Il retombait au fond de sa cellule, suant à grosses gouttes,
épuisé, haletant.
Pour retrouver du coeur, il lui fallait évoquer l'image
de Reine.
Mais aussi, quelle vaillance nouvelle dès que ce nom chéri
venait à sa lèvre !
Il la voyait ; elle était là, le soutenant et l'encourageant.
Il l'entendait qui disait :
-Nous avons besoin de votre bras, Aubry, pour nous défendre
contre nos persécuteurs. Courage
!
Ce fut une nuit de fièvre, pendant laquelle plus d'une
imagination folle visita la solitude du captif. Vers le matin,
la plus étrange de toutes le prit au milieu de son travail.
Ce qu'il avait prévu la veille, dans sa conversation avec
Reine, arrivait. Il croyait entendre les aboiements lointains
d'une meute chassant sur la grève.
C'était une illusion, sans doute. Et pourtant, chaque fois
que le vent donnait, il apportait les aboiements plus distincts.
Et une fois, parmi ces aboiements, Aubry crut reconnaître
celui de maître Loys, son beau lévrier noir.
La fièvre amène comme cela de bizarres illusions.
Aubry reprit sa lime et travailla. La barre de fer était
presque coupée.
Pourtant, elle tenait encore. L'aube se leva. Aubry se coucha
sur la paille et voulut prendre un instant de sommeil.
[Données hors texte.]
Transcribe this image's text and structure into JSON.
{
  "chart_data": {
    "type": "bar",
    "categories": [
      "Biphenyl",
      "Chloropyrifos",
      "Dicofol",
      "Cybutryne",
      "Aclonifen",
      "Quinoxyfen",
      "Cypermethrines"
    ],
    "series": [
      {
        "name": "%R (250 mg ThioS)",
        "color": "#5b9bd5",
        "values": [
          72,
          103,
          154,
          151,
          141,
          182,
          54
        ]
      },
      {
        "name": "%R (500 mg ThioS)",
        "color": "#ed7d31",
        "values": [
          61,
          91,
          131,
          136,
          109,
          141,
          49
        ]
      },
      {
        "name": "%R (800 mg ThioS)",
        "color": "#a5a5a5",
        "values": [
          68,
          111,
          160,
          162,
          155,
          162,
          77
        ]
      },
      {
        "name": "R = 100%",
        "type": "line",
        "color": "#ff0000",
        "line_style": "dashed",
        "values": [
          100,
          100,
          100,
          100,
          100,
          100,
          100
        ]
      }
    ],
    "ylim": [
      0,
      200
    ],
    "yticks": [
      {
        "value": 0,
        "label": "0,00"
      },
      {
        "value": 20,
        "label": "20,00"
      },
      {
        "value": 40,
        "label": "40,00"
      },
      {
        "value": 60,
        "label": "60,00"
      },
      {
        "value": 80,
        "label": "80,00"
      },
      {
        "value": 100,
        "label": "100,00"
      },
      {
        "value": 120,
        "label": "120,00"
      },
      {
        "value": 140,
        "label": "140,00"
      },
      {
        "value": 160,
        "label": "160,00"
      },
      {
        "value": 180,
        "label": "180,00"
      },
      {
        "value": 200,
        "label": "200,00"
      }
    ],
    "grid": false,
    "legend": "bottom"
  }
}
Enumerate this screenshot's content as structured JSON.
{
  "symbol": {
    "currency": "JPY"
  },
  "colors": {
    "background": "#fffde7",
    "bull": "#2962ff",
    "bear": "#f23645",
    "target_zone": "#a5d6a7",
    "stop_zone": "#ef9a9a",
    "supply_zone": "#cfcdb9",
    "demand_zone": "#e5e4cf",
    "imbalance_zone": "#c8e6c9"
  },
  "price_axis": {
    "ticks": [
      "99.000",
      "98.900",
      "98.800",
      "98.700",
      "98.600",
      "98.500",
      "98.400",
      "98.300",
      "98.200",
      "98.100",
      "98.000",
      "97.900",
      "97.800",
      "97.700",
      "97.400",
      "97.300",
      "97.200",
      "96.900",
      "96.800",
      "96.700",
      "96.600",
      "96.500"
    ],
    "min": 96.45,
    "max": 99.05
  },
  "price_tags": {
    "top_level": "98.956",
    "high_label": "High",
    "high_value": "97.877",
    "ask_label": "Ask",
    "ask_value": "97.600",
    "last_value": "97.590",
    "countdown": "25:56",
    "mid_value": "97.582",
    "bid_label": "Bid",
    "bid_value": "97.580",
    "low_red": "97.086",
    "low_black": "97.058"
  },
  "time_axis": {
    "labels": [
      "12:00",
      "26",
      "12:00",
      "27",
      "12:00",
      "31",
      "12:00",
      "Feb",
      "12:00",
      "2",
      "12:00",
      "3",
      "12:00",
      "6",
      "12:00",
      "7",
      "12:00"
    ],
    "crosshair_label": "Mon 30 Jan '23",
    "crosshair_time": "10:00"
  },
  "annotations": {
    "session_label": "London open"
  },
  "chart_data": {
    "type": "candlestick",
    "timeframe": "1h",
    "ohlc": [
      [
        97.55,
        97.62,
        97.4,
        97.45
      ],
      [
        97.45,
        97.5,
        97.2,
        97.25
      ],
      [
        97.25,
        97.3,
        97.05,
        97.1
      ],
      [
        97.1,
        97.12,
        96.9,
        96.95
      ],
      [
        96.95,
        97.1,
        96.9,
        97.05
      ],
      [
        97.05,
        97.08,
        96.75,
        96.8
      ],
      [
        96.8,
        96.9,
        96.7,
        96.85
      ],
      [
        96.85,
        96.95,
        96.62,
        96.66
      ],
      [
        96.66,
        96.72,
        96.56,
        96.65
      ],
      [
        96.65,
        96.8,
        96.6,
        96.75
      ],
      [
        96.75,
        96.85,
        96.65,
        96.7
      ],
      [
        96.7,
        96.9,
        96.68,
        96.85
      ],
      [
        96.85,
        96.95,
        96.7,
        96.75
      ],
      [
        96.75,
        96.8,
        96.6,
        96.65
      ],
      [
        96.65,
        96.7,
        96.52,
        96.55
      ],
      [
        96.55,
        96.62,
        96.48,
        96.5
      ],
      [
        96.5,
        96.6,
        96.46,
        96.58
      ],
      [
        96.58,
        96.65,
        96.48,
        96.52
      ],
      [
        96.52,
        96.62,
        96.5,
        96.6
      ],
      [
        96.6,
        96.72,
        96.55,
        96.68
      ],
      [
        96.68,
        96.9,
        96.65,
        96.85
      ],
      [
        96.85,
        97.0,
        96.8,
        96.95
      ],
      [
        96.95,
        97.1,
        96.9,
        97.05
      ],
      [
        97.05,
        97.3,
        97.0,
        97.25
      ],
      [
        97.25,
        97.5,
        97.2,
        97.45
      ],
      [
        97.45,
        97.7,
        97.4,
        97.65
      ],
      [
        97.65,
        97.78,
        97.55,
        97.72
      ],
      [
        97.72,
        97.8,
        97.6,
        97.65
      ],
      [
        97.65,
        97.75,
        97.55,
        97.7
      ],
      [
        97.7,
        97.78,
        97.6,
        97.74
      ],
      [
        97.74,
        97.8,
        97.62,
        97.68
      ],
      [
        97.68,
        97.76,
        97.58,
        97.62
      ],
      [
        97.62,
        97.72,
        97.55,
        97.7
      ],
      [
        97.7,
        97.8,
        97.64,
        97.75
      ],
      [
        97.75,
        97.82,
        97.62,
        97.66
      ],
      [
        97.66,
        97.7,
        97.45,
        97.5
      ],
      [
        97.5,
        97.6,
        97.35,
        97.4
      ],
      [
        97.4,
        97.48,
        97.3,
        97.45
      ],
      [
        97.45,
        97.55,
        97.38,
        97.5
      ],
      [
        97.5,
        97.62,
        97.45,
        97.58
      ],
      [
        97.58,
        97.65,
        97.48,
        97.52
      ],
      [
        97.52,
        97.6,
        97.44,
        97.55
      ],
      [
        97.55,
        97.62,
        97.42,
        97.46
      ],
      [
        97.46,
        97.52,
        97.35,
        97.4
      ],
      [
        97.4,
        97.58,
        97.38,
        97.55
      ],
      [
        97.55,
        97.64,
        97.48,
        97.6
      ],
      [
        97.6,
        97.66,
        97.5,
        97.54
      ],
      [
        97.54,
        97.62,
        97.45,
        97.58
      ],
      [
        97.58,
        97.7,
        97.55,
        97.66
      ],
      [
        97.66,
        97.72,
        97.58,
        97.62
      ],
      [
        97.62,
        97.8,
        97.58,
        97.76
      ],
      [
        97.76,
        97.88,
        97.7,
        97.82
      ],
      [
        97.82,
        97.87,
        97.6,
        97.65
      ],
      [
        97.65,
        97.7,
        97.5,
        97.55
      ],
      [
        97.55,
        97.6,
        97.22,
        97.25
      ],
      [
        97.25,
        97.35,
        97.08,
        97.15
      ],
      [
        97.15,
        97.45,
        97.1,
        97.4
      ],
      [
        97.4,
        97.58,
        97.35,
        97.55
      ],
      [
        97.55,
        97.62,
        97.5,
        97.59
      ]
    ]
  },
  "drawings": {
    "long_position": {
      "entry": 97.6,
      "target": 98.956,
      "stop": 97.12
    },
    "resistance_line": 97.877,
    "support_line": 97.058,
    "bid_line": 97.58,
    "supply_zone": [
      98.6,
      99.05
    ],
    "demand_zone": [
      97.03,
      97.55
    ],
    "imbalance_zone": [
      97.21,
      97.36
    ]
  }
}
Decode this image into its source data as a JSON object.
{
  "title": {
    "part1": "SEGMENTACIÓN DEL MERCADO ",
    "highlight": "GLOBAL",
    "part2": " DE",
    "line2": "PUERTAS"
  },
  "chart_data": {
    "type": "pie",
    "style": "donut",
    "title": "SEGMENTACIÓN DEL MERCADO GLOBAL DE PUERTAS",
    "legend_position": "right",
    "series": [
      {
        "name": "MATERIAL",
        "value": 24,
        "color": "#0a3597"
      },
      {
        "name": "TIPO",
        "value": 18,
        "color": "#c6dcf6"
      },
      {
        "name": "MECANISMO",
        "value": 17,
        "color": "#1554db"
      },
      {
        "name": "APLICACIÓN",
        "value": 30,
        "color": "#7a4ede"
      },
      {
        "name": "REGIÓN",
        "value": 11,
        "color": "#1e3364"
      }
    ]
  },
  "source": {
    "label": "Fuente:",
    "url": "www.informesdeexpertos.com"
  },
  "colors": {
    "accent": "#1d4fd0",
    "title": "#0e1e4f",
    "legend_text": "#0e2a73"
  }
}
À peine était-il endormi que le bruit de la clé
de frère Bruno, tournant dans la serrure, le réveilla
en sursaut. Frère Bruno était pourtant déjà
venu faire sa ronde et raconter son histoire.
Ordinairement, il ne venait qu'une fois.
Allait-il prendre l'habitude de faire deux rondes par nuit, et
de raconter deux histoires ?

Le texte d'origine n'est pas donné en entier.